~
“I knew it,” Phil said smugly.
She tried to brush past him to get to her room, but he moved to block her. He was drunk, confrontational, and pulsing with an ugly brownish red. It was a dangerous combination.
“Where’s Aunt Angie?” Cal asked, backing up.
He advanced on her, a stinking cloud of sour frustration. “You little tramp! Now I know what you’ve been up to when you sneak out of here at night. I saw you with that punk.”
“Did Angie get home yet?” she asked, her voice higher pitched with fear. He took a step closer, backing her to the door.
He leered at her. “Do you put out for all the boys, or just those bikers down the street?”
She spun around and darted back out the front door.
Cal ran down the walkway and out into the dark street. She never wanted to go back into that house ever again. Her mind was racing, wondering how far away she could get with her money. She thought about the scary man at the bus station, remembering that the world was a dangerous place, full of predators. She set out down the street, not sure where she should go.
She didn’t even have her knife for company.
Cal was scared and cold, thinking that she probably should have taken her chances with Calvin and his brother. She headed back towards his house hesitantly, trying to work up her courage. Maybe he’d know what to do. Maybe if she gave him all of her money he would give her a ride back home on his motorcycle, and she could hide in her parents’ little cabin without anyone knowing.
She was suddenly afraid that she could never find her way back to the remote place, panicking when she tried to remember the long, grief-filled ride to the sheriff’s house. Her memories were slipping away, and life back home was already starting to seem like something that happened a long time ago. She struggled to remember her parents’ faces, scared she would lose the last trace that remained of them.
She closed in on Cal’s house to find that the party had gotten even louder. Slowing her pace, she crept past the motorcycles to peek in nervously from the shadows. A group of about ten people stood around a fire pit, laughing, drinking and smoking. All of the women had on skimpy outfits, their low-cut tops revealing a lot of cleavage despite the nighttime chill that was settling in.

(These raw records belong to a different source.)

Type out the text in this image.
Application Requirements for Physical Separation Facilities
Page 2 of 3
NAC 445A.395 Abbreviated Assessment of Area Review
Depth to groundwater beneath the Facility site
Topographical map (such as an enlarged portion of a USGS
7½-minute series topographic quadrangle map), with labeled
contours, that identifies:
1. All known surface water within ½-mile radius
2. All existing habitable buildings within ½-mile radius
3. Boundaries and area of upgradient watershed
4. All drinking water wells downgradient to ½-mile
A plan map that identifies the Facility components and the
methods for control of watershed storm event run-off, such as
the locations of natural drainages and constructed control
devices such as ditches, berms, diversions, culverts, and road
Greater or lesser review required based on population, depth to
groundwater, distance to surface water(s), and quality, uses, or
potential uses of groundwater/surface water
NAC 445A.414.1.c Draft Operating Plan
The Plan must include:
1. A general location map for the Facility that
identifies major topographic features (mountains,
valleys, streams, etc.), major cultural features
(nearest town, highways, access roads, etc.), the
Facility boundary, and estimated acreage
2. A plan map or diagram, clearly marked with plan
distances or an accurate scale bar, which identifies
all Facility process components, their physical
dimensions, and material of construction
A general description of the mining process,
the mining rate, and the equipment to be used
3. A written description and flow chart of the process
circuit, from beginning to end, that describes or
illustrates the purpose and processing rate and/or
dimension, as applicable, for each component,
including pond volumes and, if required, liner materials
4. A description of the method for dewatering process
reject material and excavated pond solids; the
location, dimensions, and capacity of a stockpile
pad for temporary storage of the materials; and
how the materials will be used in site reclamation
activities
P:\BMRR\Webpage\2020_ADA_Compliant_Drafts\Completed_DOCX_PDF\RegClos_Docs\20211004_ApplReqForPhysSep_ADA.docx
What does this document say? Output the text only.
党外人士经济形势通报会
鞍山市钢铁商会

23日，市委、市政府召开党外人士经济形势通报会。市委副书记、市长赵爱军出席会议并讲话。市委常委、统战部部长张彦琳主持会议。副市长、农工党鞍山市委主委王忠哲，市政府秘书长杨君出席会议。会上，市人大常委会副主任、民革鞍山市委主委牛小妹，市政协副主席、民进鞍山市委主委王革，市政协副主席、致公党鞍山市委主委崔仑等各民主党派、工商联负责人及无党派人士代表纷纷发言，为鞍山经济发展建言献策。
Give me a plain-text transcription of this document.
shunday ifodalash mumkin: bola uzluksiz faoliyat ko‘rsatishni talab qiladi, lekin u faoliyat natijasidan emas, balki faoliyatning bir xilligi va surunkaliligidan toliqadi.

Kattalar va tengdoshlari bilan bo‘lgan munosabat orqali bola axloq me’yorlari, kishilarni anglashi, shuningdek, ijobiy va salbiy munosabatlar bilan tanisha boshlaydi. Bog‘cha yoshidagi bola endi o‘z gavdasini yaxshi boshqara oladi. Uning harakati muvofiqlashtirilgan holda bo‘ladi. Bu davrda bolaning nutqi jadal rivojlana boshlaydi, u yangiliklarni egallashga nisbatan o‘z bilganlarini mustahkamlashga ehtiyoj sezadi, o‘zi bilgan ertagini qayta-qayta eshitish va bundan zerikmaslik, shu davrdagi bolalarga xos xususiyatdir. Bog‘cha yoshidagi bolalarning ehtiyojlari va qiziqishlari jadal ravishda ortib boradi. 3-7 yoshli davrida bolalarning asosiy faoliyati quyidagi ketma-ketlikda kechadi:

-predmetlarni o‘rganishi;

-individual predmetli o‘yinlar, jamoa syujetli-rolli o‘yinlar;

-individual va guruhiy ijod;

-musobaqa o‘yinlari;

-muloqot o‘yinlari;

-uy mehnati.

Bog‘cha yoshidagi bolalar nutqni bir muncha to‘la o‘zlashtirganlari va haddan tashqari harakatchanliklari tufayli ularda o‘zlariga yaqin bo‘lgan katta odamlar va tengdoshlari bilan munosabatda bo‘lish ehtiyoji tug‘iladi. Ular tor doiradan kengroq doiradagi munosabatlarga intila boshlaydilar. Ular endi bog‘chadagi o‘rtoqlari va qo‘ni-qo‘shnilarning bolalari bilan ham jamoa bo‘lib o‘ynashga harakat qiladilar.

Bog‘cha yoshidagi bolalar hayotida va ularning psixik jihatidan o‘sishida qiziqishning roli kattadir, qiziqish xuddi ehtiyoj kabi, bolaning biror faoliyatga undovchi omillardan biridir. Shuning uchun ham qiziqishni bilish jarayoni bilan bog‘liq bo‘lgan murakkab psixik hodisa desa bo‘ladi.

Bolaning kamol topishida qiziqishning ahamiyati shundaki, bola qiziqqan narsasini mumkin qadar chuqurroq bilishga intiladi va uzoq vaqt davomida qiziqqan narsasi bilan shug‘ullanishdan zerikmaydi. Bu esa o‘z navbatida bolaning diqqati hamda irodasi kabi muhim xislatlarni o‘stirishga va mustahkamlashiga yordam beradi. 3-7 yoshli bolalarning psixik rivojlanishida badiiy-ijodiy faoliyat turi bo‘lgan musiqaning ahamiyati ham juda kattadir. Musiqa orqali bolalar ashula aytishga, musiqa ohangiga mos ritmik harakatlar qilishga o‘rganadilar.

She scanned the crowd anxiously, spotting Cal’s shaggy head with a little gasp of relief. He was sitting in a plastic chair by the fire, draining a bottle of something. He looked up and smiled his crooked smile, and her heart leapt into her throat.
A girl in a short skirt approached him, returning his smile and waving two more bottles in her hands. She handed him one and he tossed the empty over his shoulder with determination before reaching out for it. She flipped her straight blonde hair over her shoulder, and plunked down on his lap casually, playing with his hair while he drank from the second bottle, his other hand on her thigh.
Cali’s face burned with a sudden flash of heat. She backed up, turned around and fled as fast as she could. She was stupid, she thought, going to him for help. She walked off into the dark night, looking over her shoulder anxiously, realizing that she was completely, utterly, on her own.